Criminal Cases We Handle
We believe that everyone deserves the right to fair treatment under the law. Our criminal defense practice is founded on the principle of all people being innocent until proven guilty beyond a reasonable doubt. Our goal as attorneys is to ensure that this standard is upheld.
Our attorneys at both our Madison and Jefferson locations defend clients against an array of criminal accusations, including but not limited to:
- Assault and/or battery
- Domestic abuse
- Eluding an officer
- Operating a vehicle on a revoked license
- Operating while intoxicated (OWI)
- Reckless driving
- Reckless endangerment
- Sex crimes, including sexual assault
- Theft crimes
- Traffic violations
- White collar crimes, such as embezzlement and fraud
- Hit-and-run/leaving the scene of an accident
- Drug crimes, including drug possession and trafficking
No matter how serious the allegations against you may be, our team at Lawton & Cates is ready to aggressively defend you and your rights.
Q:Do I have to answer a police officer’s questions in Wisconsin?
A:If you are pulled over or arrested by a police officer in Wisconsin, you have the right to remain silent. This means that you do not have to answer any questions until you have an attorney present.

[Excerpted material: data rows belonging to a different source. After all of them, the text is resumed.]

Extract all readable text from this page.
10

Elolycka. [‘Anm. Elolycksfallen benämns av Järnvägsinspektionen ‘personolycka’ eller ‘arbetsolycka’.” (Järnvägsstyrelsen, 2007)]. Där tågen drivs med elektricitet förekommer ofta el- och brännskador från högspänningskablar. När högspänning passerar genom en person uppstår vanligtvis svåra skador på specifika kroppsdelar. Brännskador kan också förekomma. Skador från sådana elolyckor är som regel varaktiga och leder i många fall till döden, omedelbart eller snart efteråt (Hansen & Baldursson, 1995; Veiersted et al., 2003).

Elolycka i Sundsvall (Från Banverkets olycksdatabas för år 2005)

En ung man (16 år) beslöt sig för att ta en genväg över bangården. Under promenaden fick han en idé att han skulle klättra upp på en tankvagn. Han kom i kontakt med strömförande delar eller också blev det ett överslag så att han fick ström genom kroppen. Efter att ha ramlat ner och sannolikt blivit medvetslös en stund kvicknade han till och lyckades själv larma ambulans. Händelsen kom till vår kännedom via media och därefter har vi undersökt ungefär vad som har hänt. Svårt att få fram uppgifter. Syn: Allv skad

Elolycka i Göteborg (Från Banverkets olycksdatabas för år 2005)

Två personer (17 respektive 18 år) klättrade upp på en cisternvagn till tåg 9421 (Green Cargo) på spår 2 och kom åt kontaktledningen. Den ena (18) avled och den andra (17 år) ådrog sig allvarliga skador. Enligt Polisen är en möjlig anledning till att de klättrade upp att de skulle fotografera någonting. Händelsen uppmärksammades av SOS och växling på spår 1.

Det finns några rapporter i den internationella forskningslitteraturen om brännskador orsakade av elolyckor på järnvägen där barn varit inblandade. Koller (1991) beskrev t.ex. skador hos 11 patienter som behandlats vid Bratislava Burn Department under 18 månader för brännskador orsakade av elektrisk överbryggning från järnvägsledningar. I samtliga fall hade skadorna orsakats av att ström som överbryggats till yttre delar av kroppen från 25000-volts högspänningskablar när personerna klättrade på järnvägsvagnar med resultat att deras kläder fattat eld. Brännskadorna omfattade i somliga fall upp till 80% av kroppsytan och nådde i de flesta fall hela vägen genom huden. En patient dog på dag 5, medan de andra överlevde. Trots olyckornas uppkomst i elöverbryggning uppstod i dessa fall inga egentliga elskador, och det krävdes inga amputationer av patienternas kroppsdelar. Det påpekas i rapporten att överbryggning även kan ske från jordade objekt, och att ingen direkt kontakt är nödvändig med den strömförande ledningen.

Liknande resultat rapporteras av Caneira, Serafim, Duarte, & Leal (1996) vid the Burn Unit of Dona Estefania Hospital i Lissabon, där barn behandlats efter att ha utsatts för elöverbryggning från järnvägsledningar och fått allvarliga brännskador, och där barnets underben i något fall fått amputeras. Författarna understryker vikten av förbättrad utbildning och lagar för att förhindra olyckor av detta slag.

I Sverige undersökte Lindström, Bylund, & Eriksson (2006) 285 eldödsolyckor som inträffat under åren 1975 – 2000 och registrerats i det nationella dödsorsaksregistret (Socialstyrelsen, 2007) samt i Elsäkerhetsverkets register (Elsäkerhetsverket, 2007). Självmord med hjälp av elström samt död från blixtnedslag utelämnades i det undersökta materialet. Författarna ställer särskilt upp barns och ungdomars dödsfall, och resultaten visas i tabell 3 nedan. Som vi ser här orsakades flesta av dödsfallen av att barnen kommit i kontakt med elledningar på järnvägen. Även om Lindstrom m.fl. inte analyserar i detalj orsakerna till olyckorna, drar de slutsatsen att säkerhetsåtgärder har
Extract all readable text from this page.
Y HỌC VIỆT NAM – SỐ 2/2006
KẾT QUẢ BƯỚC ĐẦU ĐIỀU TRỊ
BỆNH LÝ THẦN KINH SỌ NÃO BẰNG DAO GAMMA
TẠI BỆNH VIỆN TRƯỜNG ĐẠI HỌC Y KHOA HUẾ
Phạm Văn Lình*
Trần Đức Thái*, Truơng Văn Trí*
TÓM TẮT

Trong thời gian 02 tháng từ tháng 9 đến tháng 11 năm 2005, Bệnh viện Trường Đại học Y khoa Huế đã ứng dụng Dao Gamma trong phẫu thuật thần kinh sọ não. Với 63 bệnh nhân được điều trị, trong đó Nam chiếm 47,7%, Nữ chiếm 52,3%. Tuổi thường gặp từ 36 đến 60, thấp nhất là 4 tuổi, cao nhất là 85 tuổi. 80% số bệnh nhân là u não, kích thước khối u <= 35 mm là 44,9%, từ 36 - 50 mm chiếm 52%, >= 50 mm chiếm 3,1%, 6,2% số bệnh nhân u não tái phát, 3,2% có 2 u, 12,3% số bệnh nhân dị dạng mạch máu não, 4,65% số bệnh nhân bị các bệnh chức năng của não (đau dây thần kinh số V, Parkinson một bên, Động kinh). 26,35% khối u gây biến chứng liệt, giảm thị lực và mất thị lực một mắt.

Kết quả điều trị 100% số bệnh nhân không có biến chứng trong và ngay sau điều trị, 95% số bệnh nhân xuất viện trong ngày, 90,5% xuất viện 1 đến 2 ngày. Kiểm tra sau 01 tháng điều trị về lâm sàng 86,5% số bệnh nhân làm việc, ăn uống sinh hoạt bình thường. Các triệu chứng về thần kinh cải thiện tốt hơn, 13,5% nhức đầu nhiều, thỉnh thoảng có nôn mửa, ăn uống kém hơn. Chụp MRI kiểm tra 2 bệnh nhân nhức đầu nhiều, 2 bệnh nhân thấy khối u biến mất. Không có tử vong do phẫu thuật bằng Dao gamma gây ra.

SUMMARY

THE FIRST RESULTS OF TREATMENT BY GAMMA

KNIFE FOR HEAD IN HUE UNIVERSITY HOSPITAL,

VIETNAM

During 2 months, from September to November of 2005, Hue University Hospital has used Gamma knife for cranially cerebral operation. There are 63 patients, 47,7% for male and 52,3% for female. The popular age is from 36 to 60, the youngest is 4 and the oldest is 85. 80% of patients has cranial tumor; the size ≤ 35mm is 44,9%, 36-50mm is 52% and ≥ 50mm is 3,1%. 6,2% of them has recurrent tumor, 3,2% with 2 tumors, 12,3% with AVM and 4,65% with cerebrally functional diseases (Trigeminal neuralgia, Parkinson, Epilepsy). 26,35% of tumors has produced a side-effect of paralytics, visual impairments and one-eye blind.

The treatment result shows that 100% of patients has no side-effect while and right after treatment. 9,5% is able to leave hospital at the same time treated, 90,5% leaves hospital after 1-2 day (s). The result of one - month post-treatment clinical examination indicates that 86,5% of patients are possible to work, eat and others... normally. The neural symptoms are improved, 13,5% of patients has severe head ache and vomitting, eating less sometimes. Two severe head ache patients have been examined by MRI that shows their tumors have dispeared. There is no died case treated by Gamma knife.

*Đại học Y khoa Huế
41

In fact, we recommend that you refrain from saying anything other than providing identifying information (i.e., your name) to the arresting police officer as required by law. Even if the officer does not read you your rights, anything you say can be used against you.
Q:Will I lose my gun rights if I am convicted of a crime?
A:In Wisconsin, most felony convictions prevent you from owning or possessing a firearm. Additionally, some misdemeanor convictions, including domestic abuse and certain drug crimes, may affect your right to own or possess a gun.
Q:Can a police officer look through my car if I’m pulled over?
A:An arresting officer (or any other law enforcement official) may only search your vehicle if they have a valid search warrant signed by a judge. If you are pulled over and the officer asks to look through your car, you can request to see a search warrant and, if the officer does not have one, you may decline to allow the officer to look through your personal property or belongings.
Q:Is marijuana legal in Wisconsin?
A:Despite a 2016 law that permits the possession of certain amounts of medicinal cannabidiol products, all recreational marijuana use remains illegal in Wisconsin. Possessing or using recreational marijuana is a criminal offense subject to related penalties.
Q:When is someone tried as an adult in Wisconsin?
A:In general, anyone under the age of 17 who is accused of or charged with a criminal offense is tried as a juvenile in Wisconsin. Those age 17 and over will be tried as adults. However, some juveniles as young as 14 can be tried as adults for certain felonies, including sexual assault, homicide, and murder.
Q:Will I have to go to jail if I’m convicted?
A:The penalties you face depend on the type of offense with which you have been charged. That being said, there are often alternatives to jail or prison time. At Lawton & Cates, we work with our clients to develop personalized strategies tailored to their unique situations. This might mean seeking reduced charges or penalties, fighting to have your case dismissed or charges dropped, or seeking a not-guilty verdict.
Q:Do I really need a criminal defense attorney?
A:Even if your charges seem minor, it is always best to hire a criminal defense attorney. Often, the prosecution will seek the harshest possible penalties, which could include jail or prison time, thousands of dollars in fines, and more. Although it can be tempting to try to defend yourself against your charges, people who turn to experienced criminal defense lawyers nearly always obtain better outcomes than those who attempt to handle their cases on their own.